Alain Bui (born in 1969) is a French academic who is specialized in information technology, and is the current president of Versailles Saint-Quentin-en-Yvelines University.

== Biography ==

=== Training ===
Alain Bui was trained in information technology at Paris Diderot University. In 1999, he qualified to manage research at Paris 8 University.

=== Academic career ===
Bui started his career as senior lecturer at the University of Picardie Jules Verne from 1995 to 1999, before becoming a teacher at the University of Reims Champagne-Ardenne.
In 2003, Bui joined the French National Centre for Scientific Research as the Head of the Simulation Department. He was the Head of the Prims Laboratory between 2013 and 2015. At UVSQ, he was the international relationship director from 2012 to 2016, then Vice-President from 2016 to 2017.

He is the author of more than 60 scientific publications.

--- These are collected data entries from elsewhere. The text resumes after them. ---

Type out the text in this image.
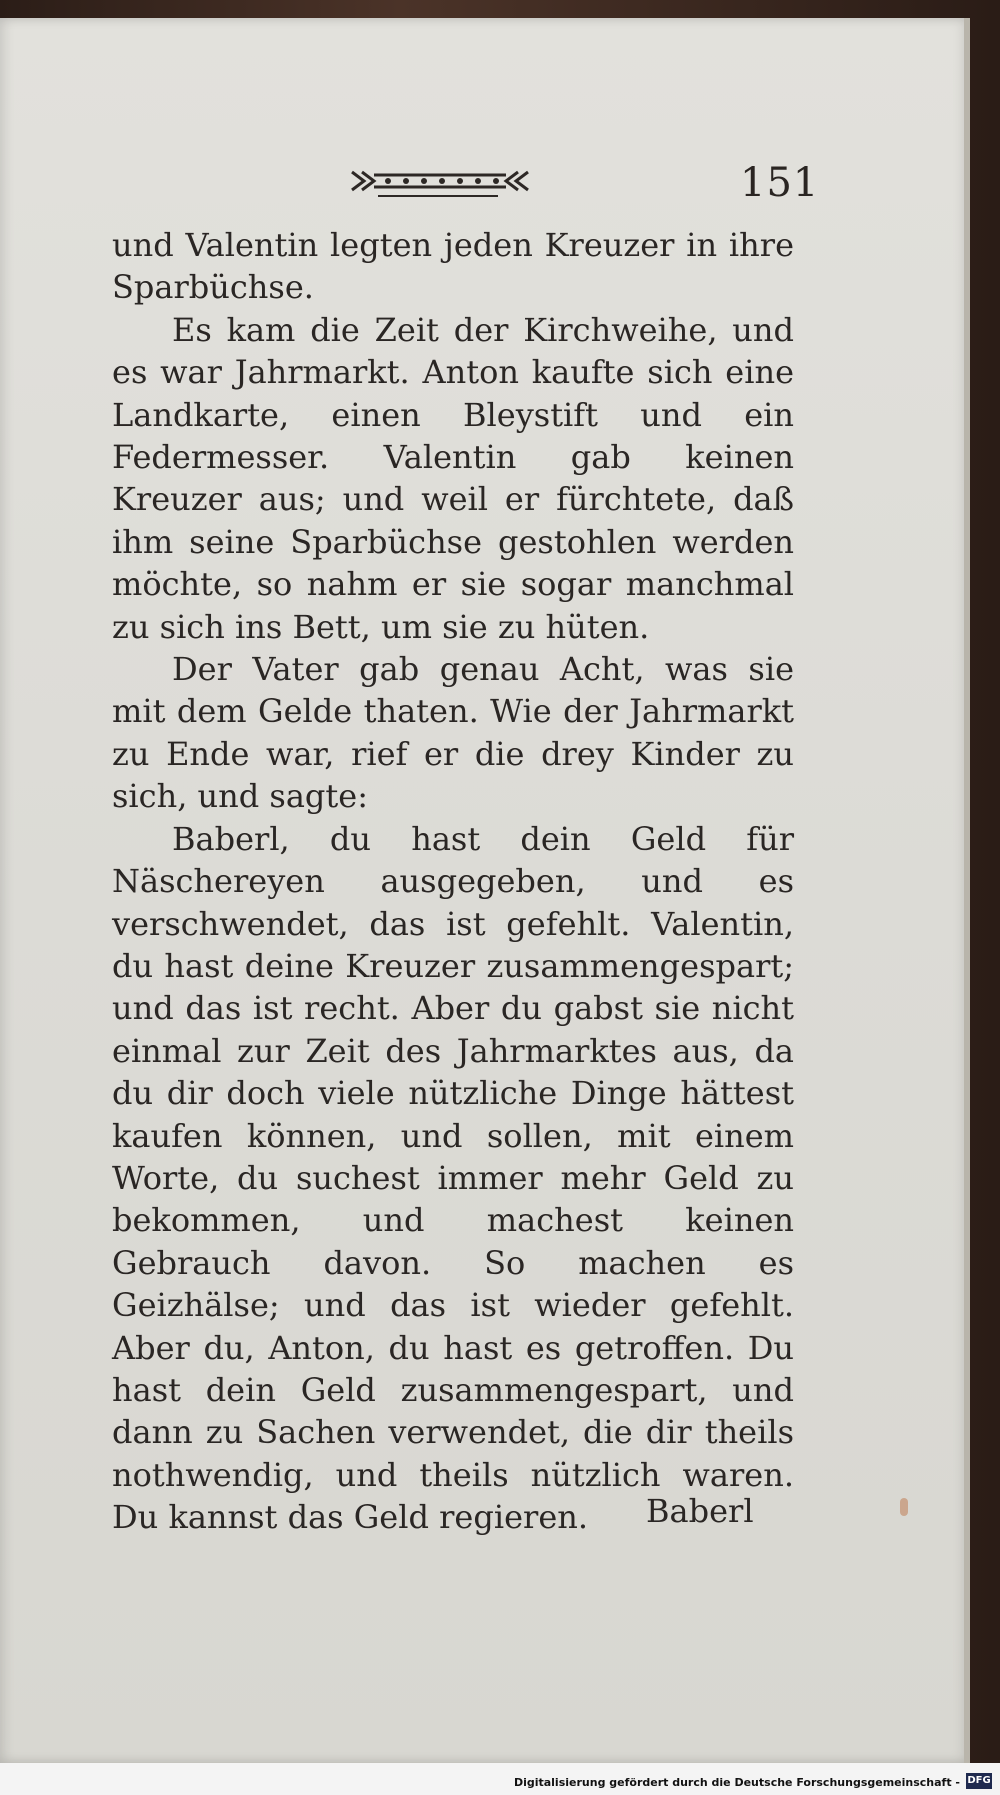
151

und Valentin legten jeden Kreuzer in ihre Sparbüchse.

Es kam die Zeit der Kirchweihe, und es war Jahrmarkt. Anton kaufte sich eine Landkarte, einen Bleystift und ein Federmesser. Valentin gab keinen Kreuzer aus; und weil er fürchtete, daß ihm seine Sparbüchse gestohlen werden möchte, so nahm er sie sogar manchmal zu sich ins Bett, um sie zu hüten.

Der Vater gab genau Acht, was sie mit dem Gelde thaten. Wie der Jahrmarkt zu Ende war, rief er die drey Kinder zu sich, und sagte:

Baberl, du hast dein Geld für Näschereyen ausgegeben, und es verschwendet, das ist gefehlt. Valentin, du hast deine Kreuzer zusammengespart; und das ist recht. Aber du gabst sie nicht einmal zur Zeit des Jahrmarktes aus, da du dir doch viele nützliche Dinge hättest kaufen können, und sollen, mit einem Worte, du suchest immer mehr Geld zu bekommen, und machest keinen Gebrauch davon. So machen es Geizhälse; und das ist wieder gefehlt. Aber du, Anton, du hast es getroffen. Du hast dein Geld zusammengespart, und dann zu Sachen verwendet, die dir theils nothwendig, und theils nützlich waren. Du kannst das Geld regieren.	Baberl
Digitalisierung gefördert durch die Deutsche Forschungsgemeinschaft - DFG
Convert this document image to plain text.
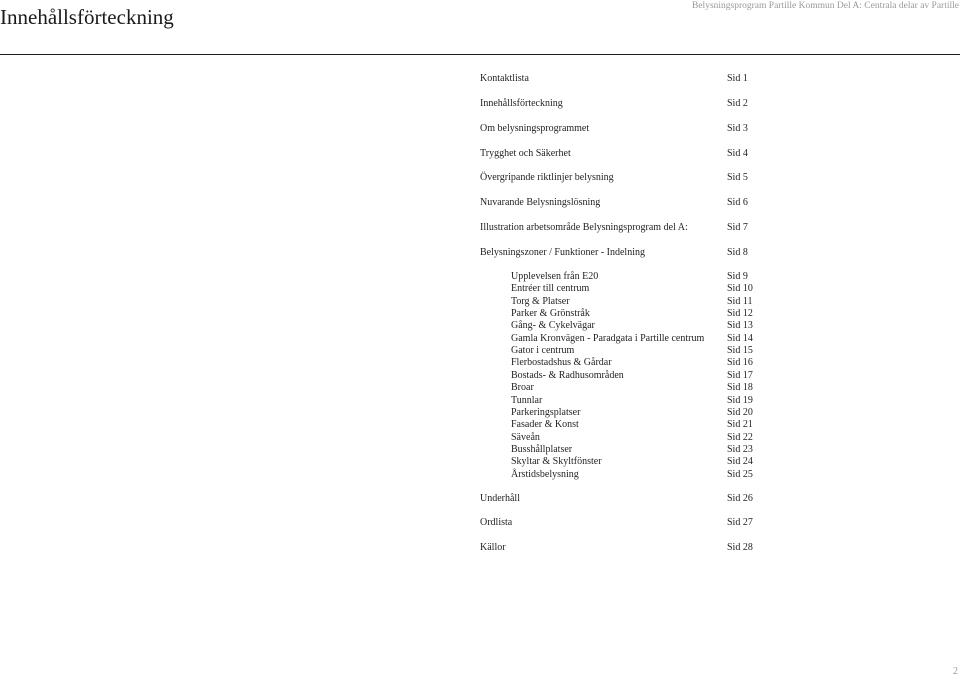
Innehållsförteckning	Belysningsprogram Partille Kommun Del A: Centrala delar av Partille
Kontaktlista	Sid 1
Innehållsförteckning	Sid 2
Om belysningsprogrammet	Sid 3
Trygghet och Säkerhet	Sid 4
Övergripande riktlinjer belysning	Sid 5
Nuvarande Belysningslösning	Sid 6
Illustration arbetsområde Belysningsprogram del A:	Sid 7
Belysningszoner / Funktioner - Indelning	Sid 8
Upplevelsen från E20	Sid 9
Entréer till centrum	Sid 10
Torg & Platser	Sid 11
Parker & Grönstråk	Sid 12
Gång- & Cykelvägar	Sid 13
Gamla Kronvägen - Paradgata i Partille centrum Sid 14
Gator i centrum	Sid 15
Flerbostadshus & Gårdar	Sid 16
Bostads- & Radhusområden	Sid 17
Broar	Sid 18
Tunnlar	Sid 19
Parkeringsplatser	Sid 20
Fasader & Konst	Sid 21
Säveån	Sid 22
Busshållplatser	Sid 23
Skyltar & Skyltfönster	Sid 24
Årstidsbelysning	Sid 25
Underhåll	Sid 26
Ordlista	Sid 27
Källor	Sid 28
2
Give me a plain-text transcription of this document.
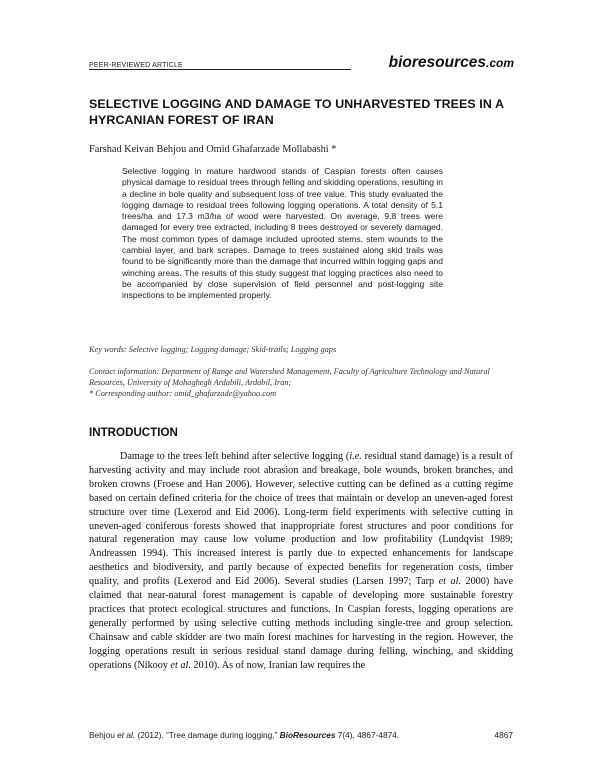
PEER-REVIEWED ARTICLE	bioresources.com
SELECTIVE LOGGING AND DAMAGE TO UNHARVESTED TREES IN A HYRCANIAN FOREST OF IRAN
Farshad Keivan Behjou and Omid Ghafarzade Mollabashi *

Selective logging in mature hardwood stands of Caspian forests often causes physical damage to residual trees through felling and skidding operations, resulting in a decline in bole quality and subsequent loss of tree value. This study evaluated the logging damage to residual trees following logging operations. A total density of 5.1 trees/ha and 17.3 m3/ha of wood were harvested. On average, 9.8 trees were damaged for every tree extracted, including 8 trees destroyed or severely damaged. The most common types of damage included uprooted stems, stem wounds to the cambial layer, and bark scrapes. Damage to trees sustained along skid trails was found to be significantly more than the damage that incurred within logging gaps and winching areas. The results of this study suggest that logging practices also need to be accompanied by close supervision of field personnel and post-logging site inspections to be implemented properly.

Key words: Selective logging; Logging damage; Skid-trails; Logging gaps

Contact information: Department of Range and Watershed Management, Faculty of Agriculture Technology and Natural Resources, University of Mohaghegh Ardabili, Ardabil, Iran;
* Corresponding author: omid_ghafarzade@yahoo.com

INTRODUCTION

Damage to the trees left behind after selective logging (i.e. residual stand damage) is a result of harvesting activity and may include root abrasion and breakage, bole wounds, broken branches, and broken crowns (Froese and Han 2006). However, selective cutting can be defined as a cutting regime based on certain defined criteria for the choice of trees that maintain or develop an uneven-aged forest structure over time (Lexerod and Eid 2006). Long-term field experiments with selective cutting in uneven-aged coniferous forests showed that inappropriate forest structures and poor conditions for natural regeneration may cause low volume production and low profitability (Lundqvist 1989; Andreassen 1994). This increased interest is partly due to expected enhancements for landscape aesthetics and biodiversity, and partly because of expected benefits for regeneration costs, timber quality, and profits (Lexerod and Eid 2006). Several studies (Larsen 1997; Tarp et al. 2000) have claimed that near-natural forest management is capable of developing more sustainable forestry practices that protect ecological structures and functions. In Caspian forests, logging operations are generally performed by using selective cutting methods including single-tree and group selection. Chainsaw and cable skidder are two main forest machines for harvesting in the region. However, the logging operations result in serious residual stand damage during felling, winching, and skidding operations (Nikooy et al. 2010). As of now, Iranian law requires the

Behjou et al. (2012). “Tree damage during logging,” BioResources 7(4), 4867-4874.	4867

=== Political activities ===
He is member of the Haut Conseil de l'évaluation de la recherche et de l'enseignement supérieur and of the Agence nationale de la recherche. From 2011 to 2016, he was also the member of the Conseil national des universités.

=== President of the Versailles Saint-Quentin-en-Yvelines University ===
In October 2017, he became president of Versailles Saint-Quentin-en-Yvelines University, succeeding Didier Guillemot.